En Claude Béchard s’incarnait bellement l’humanité joyeuse et bagarreuse. Sa mort, à 41 ans, est insoutenable. La Commission « Mourir dans la dignité » qui s’amorce envahit tous les médias ces jours-ci … Difficile de ne pas parler de la mort en ce début d’automne monotone. Difficile d’oublier, en ce 8 septembre 2010, qu’elle existe et nous terrassera tous et toutes, cette salope.
On déteste vieillir. On fait tout pour se faire croire que le temps ne nous atteint pas. Claude Béchard lui, aurait bien aimé vieillir, mener quelques batailles à terme, voir fleurir ses enfants, chérir sa femme, contempler dans la glace son visage se plissant et ridant… Il aurait certes accueilli le naufrage de la vieillesse dont parlait Charles de Gaulle comme un cadeau du ciel si on le lui avait proposé.
Pas jojo de parler de la mort. Il le faut bien, puisque cette indésirable s’invitera de plus en plus fréquemment dans notre entourage, au fil des années. Ses visites nous révolteront toujours, aiguillonneront notre sentiment d’urgence de vivre. Ne connaissant que notre existence, on ne s’habituera jamais au passage dans l’inimaginable inexistence. En ce qui me concerne, Orphée a déjà tout troué le tissu humain de mon entourage. Plusieurs personnes bien-aimées, très proches ont pris la clé des champs infinis. Chaque fois, il a cimenté un peu plus la certitude de ma réalité toute provisoire. Maudite bonne raison de profiter d’un état dont on est absolument certain qu’il ne durera pas.
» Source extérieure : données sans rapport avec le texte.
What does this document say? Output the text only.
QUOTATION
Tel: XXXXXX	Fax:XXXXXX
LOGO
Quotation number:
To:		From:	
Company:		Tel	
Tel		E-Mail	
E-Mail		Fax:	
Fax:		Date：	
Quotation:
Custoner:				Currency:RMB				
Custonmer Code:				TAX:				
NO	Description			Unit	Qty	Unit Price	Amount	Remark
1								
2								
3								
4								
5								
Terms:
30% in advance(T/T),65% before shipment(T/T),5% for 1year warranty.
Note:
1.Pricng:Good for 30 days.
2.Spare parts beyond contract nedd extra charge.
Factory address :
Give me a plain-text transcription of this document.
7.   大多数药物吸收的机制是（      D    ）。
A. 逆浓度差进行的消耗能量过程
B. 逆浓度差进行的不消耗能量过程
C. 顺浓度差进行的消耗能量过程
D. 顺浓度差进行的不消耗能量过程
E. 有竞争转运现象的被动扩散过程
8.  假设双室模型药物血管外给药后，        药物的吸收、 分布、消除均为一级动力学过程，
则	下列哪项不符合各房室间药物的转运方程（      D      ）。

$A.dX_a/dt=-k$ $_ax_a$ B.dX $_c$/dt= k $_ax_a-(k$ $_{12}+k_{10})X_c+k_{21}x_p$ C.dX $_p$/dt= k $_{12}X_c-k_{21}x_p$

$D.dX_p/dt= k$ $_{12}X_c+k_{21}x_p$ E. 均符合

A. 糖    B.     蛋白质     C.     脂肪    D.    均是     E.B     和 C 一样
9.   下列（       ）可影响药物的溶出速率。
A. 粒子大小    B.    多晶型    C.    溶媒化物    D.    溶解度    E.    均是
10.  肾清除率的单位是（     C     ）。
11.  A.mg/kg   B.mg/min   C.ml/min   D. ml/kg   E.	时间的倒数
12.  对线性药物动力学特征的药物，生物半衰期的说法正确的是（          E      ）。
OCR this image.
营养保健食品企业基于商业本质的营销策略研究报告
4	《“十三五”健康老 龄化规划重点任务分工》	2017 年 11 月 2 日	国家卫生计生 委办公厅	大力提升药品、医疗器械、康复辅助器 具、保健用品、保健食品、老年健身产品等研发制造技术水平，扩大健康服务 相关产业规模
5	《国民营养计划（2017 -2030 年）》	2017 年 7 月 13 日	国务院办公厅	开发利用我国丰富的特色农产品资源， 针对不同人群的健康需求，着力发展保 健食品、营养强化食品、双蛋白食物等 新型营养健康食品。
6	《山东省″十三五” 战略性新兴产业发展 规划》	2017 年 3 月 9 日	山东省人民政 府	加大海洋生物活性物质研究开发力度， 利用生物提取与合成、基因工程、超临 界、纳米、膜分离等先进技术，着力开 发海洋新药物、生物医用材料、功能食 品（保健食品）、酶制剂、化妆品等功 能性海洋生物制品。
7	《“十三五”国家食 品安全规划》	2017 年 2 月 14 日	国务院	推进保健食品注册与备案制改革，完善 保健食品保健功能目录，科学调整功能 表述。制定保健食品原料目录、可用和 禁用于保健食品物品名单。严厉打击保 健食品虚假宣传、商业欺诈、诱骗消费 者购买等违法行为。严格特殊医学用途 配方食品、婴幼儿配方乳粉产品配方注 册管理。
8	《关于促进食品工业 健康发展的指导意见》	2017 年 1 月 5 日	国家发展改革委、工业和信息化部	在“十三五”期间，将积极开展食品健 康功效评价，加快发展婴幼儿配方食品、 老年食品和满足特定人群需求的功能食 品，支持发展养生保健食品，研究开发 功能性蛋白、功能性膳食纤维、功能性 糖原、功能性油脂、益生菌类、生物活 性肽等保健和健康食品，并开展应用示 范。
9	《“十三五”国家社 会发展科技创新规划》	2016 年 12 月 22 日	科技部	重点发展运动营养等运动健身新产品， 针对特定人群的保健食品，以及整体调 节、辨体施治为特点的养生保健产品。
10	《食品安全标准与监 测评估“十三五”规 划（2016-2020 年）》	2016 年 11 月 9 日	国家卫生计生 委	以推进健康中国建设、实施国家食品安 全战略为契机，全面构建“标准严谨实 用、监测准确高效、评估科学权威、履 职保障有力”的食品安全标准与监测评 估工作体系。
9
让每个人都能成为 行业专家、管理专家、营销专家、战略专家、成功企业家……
Il n’y a de réel que le temps présent. De vrai que le temps de notre vie. Vous connaissez la chanson : à l’instant même où je vous en parle, il est déjà passé! « Je n’ai pas le temps. » « Le temps me manque. » « Ah! Si j’avais du temps… » Ces sempiternelles récriminations temporelles m’énervent. Il n’y a que dans la mort que le temps nous manque réellement, puisqu’il continue sans nous. Dire qu’on n’a pas le temps équivaut à affirmer qu’on ne fait plus partie du cycle de la vie.
Aujourd’hui, si j’entends quelqu’un chialer contre l’âge et le vieillissement, je ne réponds pas de moi. Par définition, vieillir ne dure jamais très, très longtemps. Profitons-en. Profitons de ce privilège qui nous est donné de s’user, non pas à l’ouvrage, mais à l’amour de la vie et des nôtres.